Recorded – watch the full episode on YouTube.
How do you think Evolution itself, the process is working? Does it engage people fairly? Are the forums welcoming and supporting and going the right direction?
Daniel Steinberg: It's interesting. I don't know if you've noticed, but in the early days, there was a certain group of people whose names you recognized a lot and it looks like some of them are here still, but a new group has sort of coming with new energy and is contributing a lot. And that's the nature of this sort of thing. So it is changing. I think the forum is a different field than the newsletters.
“A new group has sort of coming with new energy and is contributing a lot. And that's the nature of this sort of thing.”

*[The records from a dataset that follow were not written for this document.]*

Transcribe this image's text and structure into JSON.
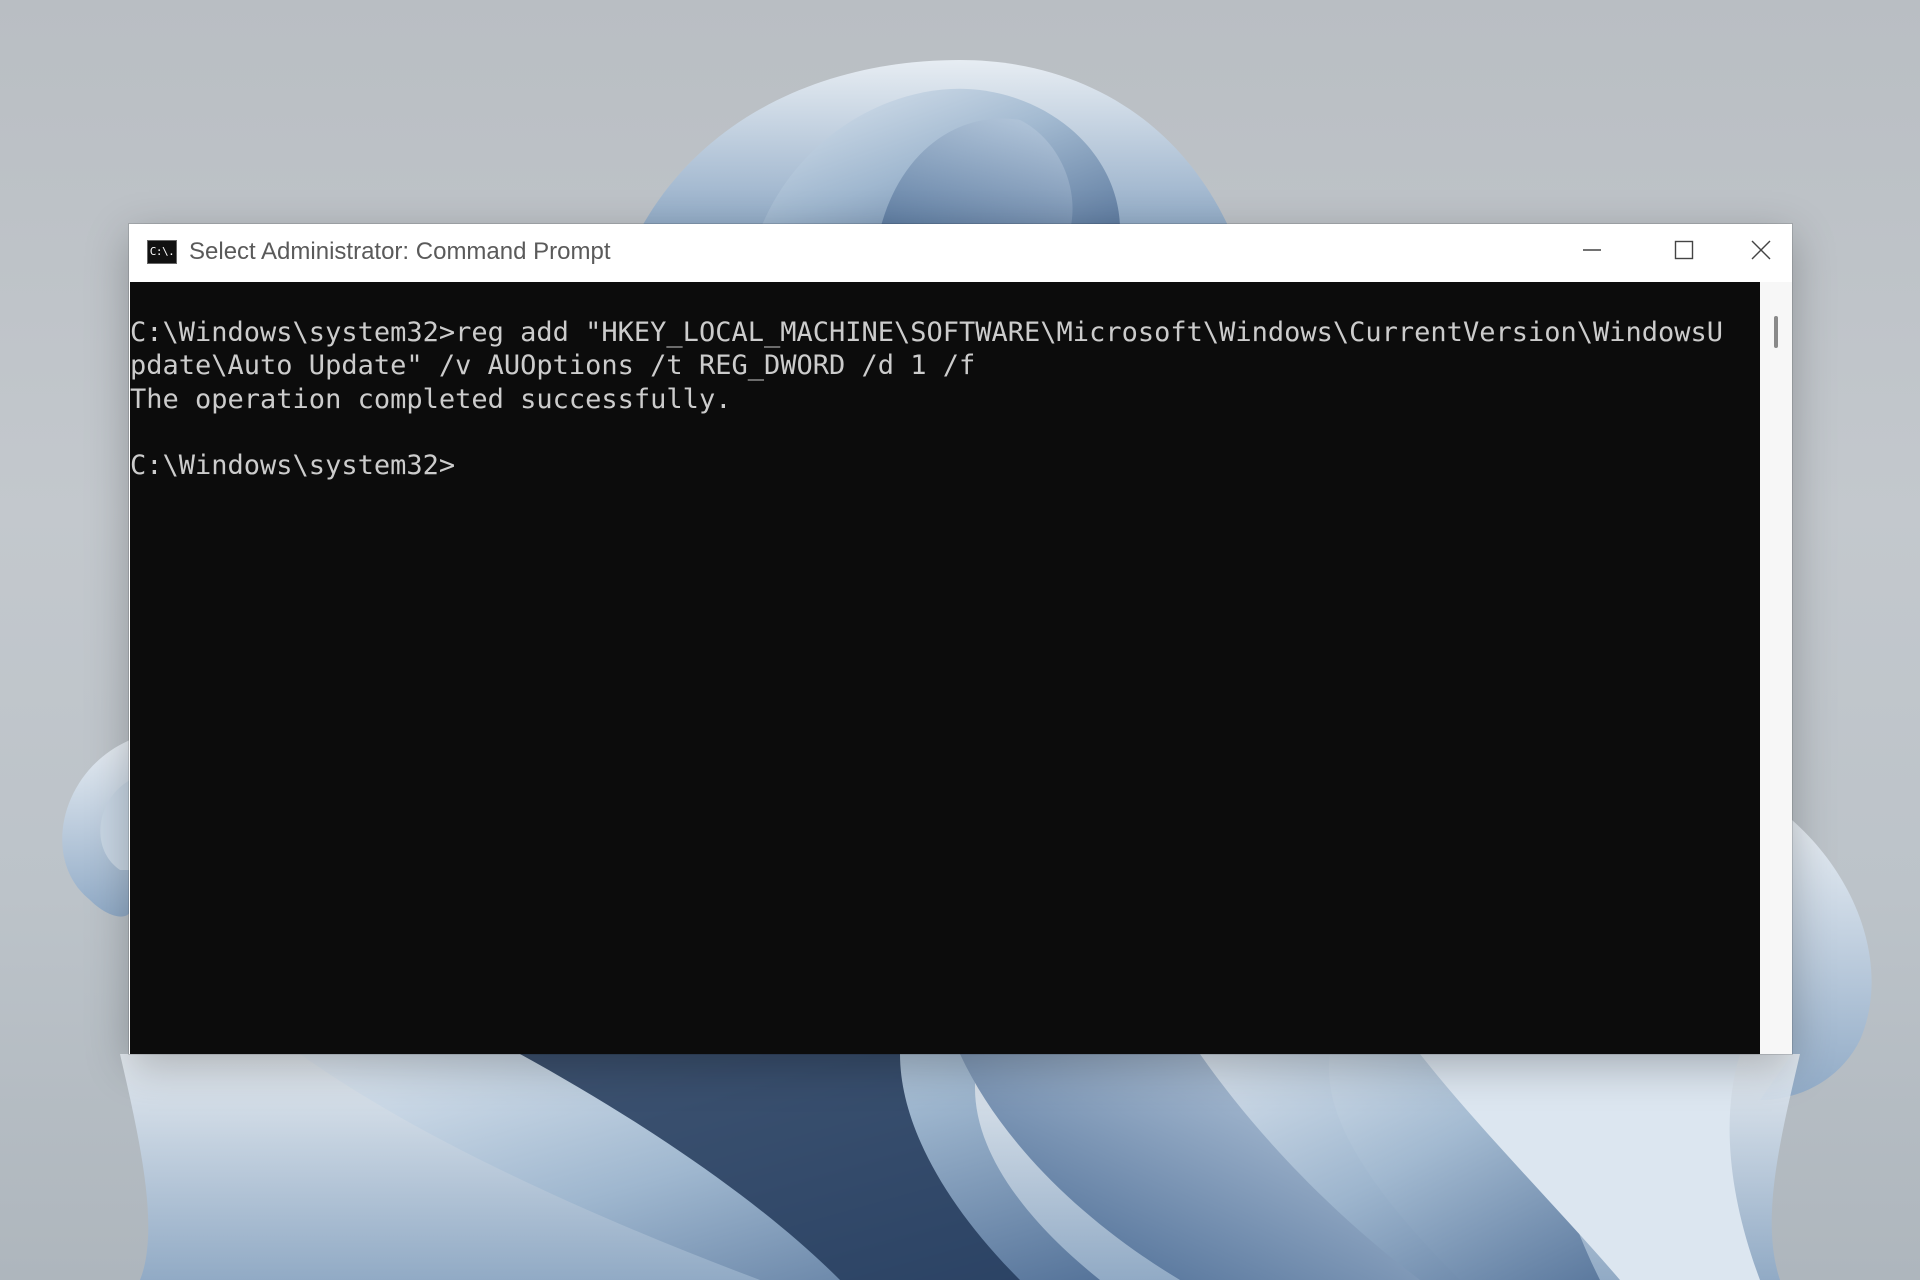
{
  "window": {
    "title": "Select Administrator: Command Prompt",
    "icon_label": "C:\\.",
    "controls": [
      "minimize-icon",
      "maximize-icon",
      "close-icon"
    ]
  },
  "terminal": {
    "lines": [
      "C:\\Windows\\system32>reg add \"HKEY_LOCAL_MACHINE\\SOFTWARE\\Microsoft\\Windows\\CurrentVersion\\WindowsU",
      "pdate\\Auto Update\" /v AUOptions /t REG_DWORD /d 1 /f",
      "The operation completed successfully.",
      "",
      "C:\\Windows\\system32>"
    ],
    "background_color": "#0c0c0c",
    "text_color": "#cccccc"
  },
  "colors": {
    "titlebar": "#ffffff",
    "title_text": "#5a5a5a"
  }
}
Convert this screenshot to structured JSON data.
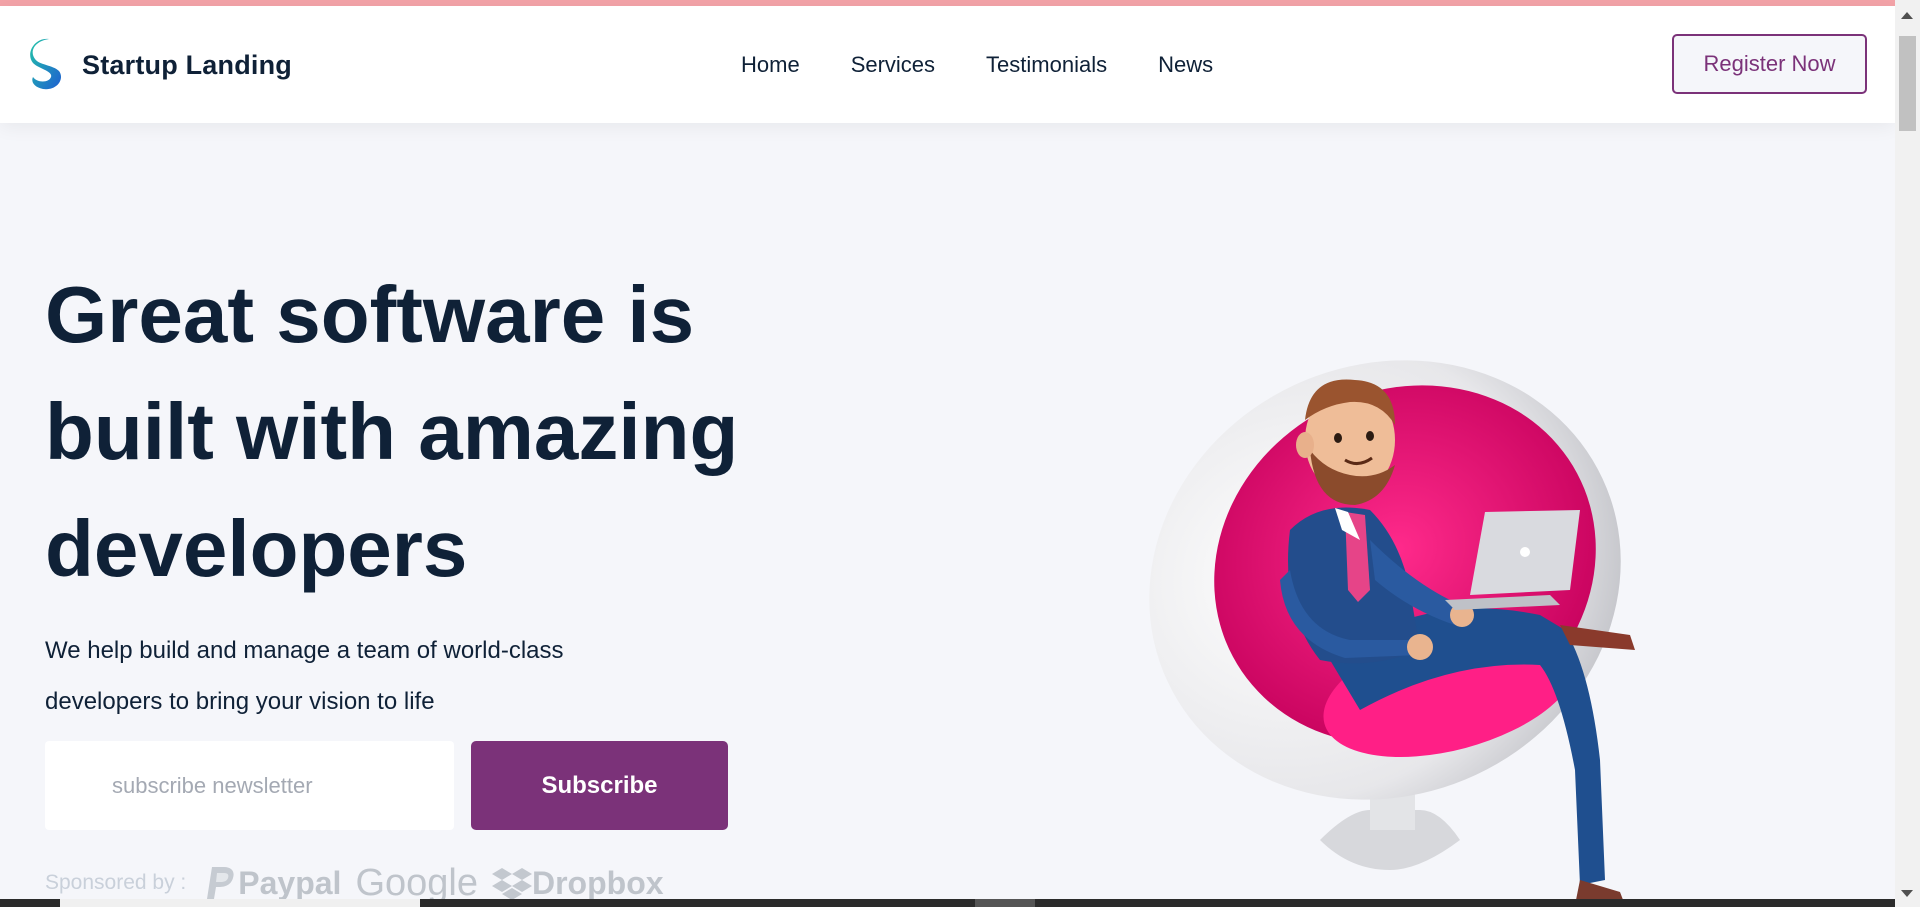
{
  "brand": {
    "name": "Startup Landing"
  },
  "nav": {
    "items": [
      {
        "label": "Home"
      },
      {
        "label": "Services"
      },
      {
        "label": "Testimonials"
      },
      {
        "label": "News"
      }
    ]
  },
  "header": {
    "register_label": "Register Now"
  },
  "hero": {
    "title": "Great software is built with amazing developers",
    "subtitle": "We help build and manage a team of world-class developers to bring your vision to life"
  },
  "newsletter": {
    "placeholder": "subscribe newsletter",
    "button_label": "Subscribe"
  },
  "sponsors": {
    "label": "Sponsored by :",
    "items": [
      {
        "name": "Paypal",
        "icon": "paypal-icon"
      },
      {
        "name": "Google",
        "icon": "google-logo"
      },
      {
        "name": "Dropbox",
        "icon": "dropbox-icon"
      }
    ]
  },
  "colors": {
    "primary": "#7b3279",
    "heading": "#0f2137",
    "background": "#f5f6fa",
    "chair_pink": "#e5096f"
  }
}
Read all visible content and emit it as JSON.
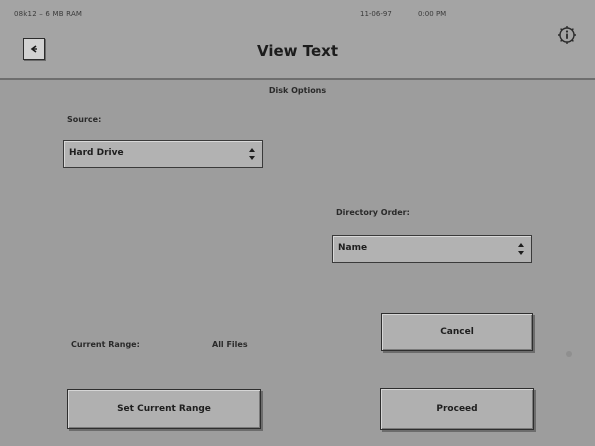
{
  "header": {
    "status_left": "08k12 – 6 MB RAM",
    "date": "11-06-97",
    "time": "0:00 PM",
    "title": "View Text",
    "back_icon": "back-arrow-icon",
    "info_icon": "info-icon"
  },
  "disk_options": {
    "section_label": "Disk Options",
    "source": {
      "label": "Source:",
      "selected": "Hard Drive"
    },
    "directory_order": {
      "label": "Directory Order:",
      "selected": "Name"
    }
  },
  "range": {
    "label": "Current Range:",
    "value": "All Files"
  },
  "buttons": {
    "cancel": "Cancel",
    "set_range": "Set Current Range",
    "proceed": "Proceed"
  }
}
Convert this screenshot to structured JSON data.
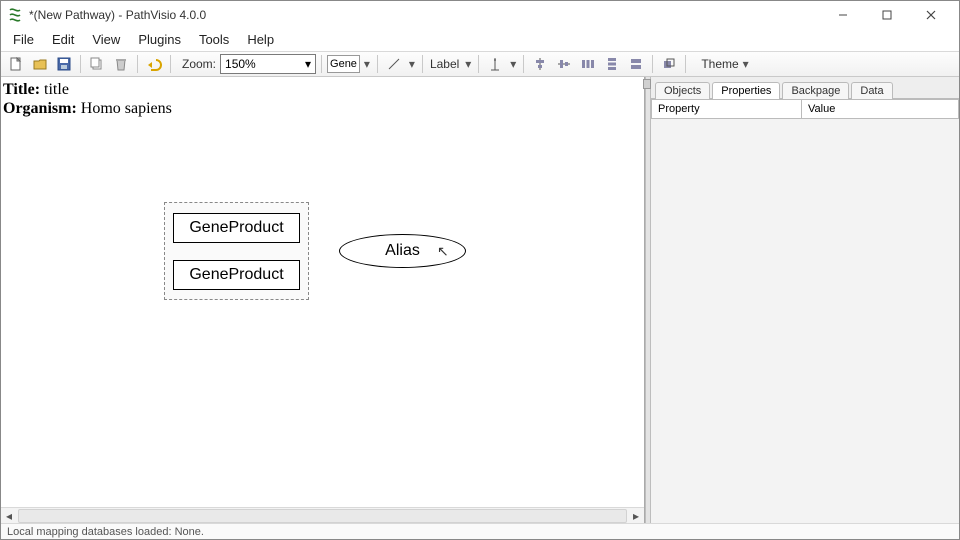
{
  "window": {
    "title": "*(New Pathway) - PathVisio 4.0.0"
  },
  "menubar": {
    "file": "File",
    "edit": "Edit",
    "view": "View",
    "plugins": "Plugins",
    "tools": "Tools",
    "help": "Help"
  },
  "toolbar": {
    "zoom_label": "Zoom:",
    "zoom_value": "150%",
    "node_tool": "Gene",
    "label_tool": "Label",
    "theme_label": "Theme"
  },
  "pathway": {
    "title_label": "Title:",
    "title_value": "title",
    "organism_label": "Organism:",
    "organism_value": "Homo sapiens"
  },
  "nodes": {
    "gene1": "GeneProduct",
    "gene2": "GeneProduct",
    "alias": "Alias"
  },
  "sidepanel": {
    "tabs": {
      "objects": "Objects",
      "properties": "Properties",
      "backpage": "Backpage",
      "data": "Data"
    },
    "columns": {
      "property": "Property",
      "value": "Value"
    }
  },
  "statusbar": {
    "text": "Local mapping databases loaded: None."
  }
}
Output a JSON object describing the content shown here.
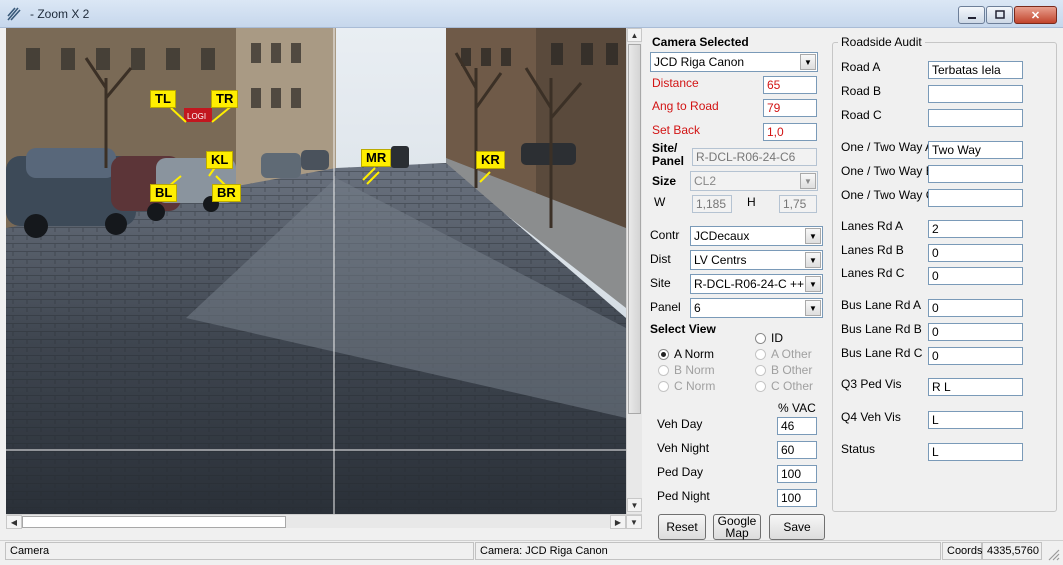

I think that Apple would do well to have a homepage for Swift the same way we did for Java, with someone who is an editor pushing things forward. It's harder to discover things. And so having community and bringing the community in to know when something's being discussed, if you think back to last year, the community also freaked out over function builders. It's like, “you didn't ask us first and now you're just putting this in.” And so they withdrew it, and they worked on it.
There are things that Apple is going to have to do to move things ahead without involving the community and I think they've been generally a very good steward of Swift as open-source. I think they've done a good job, especially for Apple. It's so foreign to who they are as a company. I don't know how you feel, I think they've done a good job.